Photography is such a chaotic mass of influence and borrowing, it is so easy to steal a method, a look, an aesthetic, that the Great Man approach is guaranteed to be wrong.
In reality, these things are always happening in a morass of cross-influence. Strand, Moholo-Nagy, and Shore (as well as everyone else) were simply artists plucked from the flowing stream. The people doing the plucking (the curators, critics, and so on) tell us that each of these men was seminal, was perhaps the clearest exemplar of the new voice, the new look, the new aesthetic. Was Moholo-Nagy really the shining star of Bauhaus, the one who not only led the way but was also the clearest voice, the most talented of the photographers working there and then?

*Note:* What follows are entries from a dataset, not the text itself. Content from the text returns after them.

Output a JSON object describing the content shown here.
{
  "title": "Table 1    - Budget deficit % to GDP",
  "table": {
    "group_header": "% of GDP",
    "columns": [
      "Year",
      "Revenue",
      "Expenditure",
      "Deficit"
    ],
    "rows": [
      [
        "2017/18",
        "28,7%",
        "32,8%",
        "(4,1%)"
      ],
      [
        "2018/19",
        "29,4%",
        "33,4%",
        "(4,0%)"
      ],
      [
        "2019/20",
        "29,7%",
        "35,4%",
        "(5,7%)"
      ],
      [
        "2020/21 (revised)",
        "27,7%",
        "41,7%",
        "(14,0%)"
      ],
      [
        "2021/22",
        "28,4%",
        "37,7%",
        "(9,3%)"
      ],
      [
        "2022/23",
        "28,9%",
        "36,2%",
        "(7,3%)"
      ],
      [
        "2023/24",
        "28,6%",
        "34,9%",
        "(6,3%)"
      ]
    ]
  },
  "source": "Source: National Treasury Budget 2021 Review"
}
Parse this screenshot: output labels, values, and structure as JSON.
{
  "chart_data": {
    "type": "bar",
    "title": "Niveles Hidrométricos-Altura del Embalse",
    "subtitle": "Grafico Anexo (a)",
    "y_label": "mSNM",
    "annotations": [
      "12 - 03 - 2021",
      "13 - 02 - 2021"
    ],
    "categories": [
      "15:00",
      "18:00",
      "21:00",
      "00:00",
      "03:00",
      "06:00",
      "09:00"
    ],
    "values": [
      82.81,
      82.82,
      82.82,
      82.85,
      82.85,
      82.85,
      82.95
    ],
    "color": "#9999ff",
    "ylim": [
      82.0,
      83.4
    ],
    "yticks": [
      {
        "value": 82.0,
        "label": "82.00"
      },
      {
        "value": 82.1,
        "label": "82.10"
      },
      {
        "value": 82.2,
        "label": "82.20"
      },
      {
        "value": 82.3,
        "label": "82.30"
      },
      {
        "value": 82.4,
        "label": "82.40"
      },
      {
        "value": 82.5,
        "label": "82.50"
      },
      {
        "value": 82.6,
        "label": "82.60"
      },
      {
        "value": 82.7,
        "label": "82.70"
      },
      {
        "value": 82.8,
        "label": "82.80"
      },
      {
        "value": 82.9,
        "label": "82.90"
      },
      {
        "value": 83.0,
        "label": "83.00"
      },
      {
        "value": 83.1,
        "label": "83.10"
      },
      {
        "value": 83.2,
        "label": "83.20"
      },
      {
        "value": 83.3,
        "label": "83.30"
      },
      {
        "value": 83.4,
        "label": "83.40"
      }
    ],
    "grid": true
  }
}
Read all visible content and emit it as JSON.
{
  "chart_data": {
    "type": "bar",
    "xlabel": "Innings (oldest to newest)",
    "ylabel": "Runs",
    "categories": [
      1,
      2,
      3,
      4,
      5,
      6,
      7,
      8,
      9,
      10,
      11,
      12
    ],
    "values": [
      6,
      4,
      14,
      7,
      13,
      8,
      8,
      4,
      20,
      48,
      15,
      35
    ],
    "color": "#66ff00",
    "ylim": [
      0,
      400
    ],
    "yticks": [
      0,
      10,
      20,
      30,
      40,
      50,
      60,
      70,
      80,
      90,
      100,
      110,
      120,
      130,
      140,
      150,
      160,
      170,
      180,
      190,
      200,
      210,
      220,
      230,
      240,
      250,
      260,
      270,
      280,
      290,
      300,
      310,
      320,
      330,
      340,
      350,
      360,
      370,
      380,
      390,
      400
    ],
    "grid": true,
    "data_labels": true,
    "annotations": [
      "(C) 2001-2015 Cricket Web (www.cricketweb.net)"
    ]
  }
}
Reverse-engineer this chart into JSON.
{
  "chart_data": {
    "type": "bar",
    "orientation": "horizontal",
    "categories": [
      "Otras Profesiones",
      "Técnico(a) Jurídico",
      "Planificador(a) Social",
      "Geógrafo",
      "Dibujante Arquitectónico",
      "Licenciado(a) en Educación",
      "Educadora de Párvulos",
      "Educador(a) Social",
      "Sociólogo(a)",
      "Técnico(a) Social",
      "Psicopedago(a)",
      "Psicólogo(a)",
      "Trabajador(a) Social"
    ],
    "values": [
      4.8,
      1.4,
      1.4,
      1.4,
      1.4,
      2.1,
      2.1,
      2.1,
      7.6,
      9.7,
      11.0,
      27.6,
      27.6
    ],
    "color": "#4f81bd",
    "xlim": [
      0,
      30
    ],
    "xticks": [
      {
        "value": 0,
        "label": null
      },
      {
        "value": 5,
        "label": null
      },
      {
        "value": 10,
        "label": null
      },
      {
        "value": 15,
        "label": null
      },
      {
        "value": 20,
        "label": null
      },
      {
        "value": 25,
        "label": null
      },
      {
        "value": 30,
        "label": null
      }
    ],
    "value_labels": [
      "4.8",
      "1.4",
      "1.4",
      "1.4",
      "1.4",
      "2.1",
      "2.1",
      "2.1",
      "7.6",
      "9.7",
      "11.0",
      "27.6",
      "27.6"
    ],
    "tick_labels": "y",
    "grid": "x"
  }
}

Or did he simply talk faster, schmooze better, and sell himself more effectively? Did he simply choose his friends more carefully?
I don't know, but I do know that Bauhaus wasn't exactly a bunch of yahoos, and I do kinda know how the world works.
Shore's antecedents are at least to a degree obvious and explicit. He grew up, like everyone of his age, surrounded by color snapshots, and his work obviously derives from that. To suppose that he was the only person who made a serious effort to make serious photographs that looked like color snapshots is insane. I know exactly nothing about the Serious Photographic Art in this vein at that time, but it is inconceivable that Shore was alone (and yet the Standard Narrative insists that he was.)
Strand, Moholo-Nagy, and Shore certainly seem to have had ability and clarity of vision, but I think we must allow that in addition they had luck and good PR. We must allow that they do not represent vast revolutionary leaps of aesthetic, of photographic vision. They are, rather, simply good examples of what was going on around them at the time, selected by a somewhat opaque process, and anointed.
None of these players are causal, to suppose that they are is simply ridiculous, but is also the standard narrative. Neither, of course, are they merely swept along by trends outside of their control. Everyone takes part in their own culture, and when one is anointed as a Serious Influence in ones own lifetime, one's influence naturally increases. Each of these photographers certainly was influential, each one bent the course of photography.
Still, if Strand has never picked up a camera, we still would have had Modernism. If Shore had become a banker, color photographs that look like snapshots would have happened anyways. Collage would have been fine without Moholo-Nagy.
Rather than treating Churchill has a prime mover in the Second World War, we see him through the lens of modern historiography as the man who happened to be the leader of Great Britain at that time, and whose actions did shape the conflict to a degree, but always within the confines of the vastly larger forces that caused it, that defined the larger shape of the thing. In the same way, we ought to treat Famous Photographers not as the agents of change, but rather as the most visible objects of change, the victims of change, as it were. They are less the creators of change, and rather more the indicators of it.
It is unfortunate that Moholo-Nagy (and Churchill) left more citable detritus than their contemporaries. Hannah Hoch left us nothing like the 60 Fotos Colberg cites that we can point to as an artifact of that place and time. Churchill, likewise, could not be prevented from writing and writing and writing, and so the bureaucrats who effected the changes demanded by the vast gears of history are forgotten, and Churchill is left to tell us how great he was.
It is curious to see Colberg, who likes nothing more than to rail against the Macho Cult of photography, and to complain about the dominance of Male Gaze in the standard narratives of photographic history, fall into the same patterns. He ought to know better.
He has a platform, of sorts, and he ought to knock off this Victorian way of relating history which is as dated as Pictorialism, and a lot less attractive.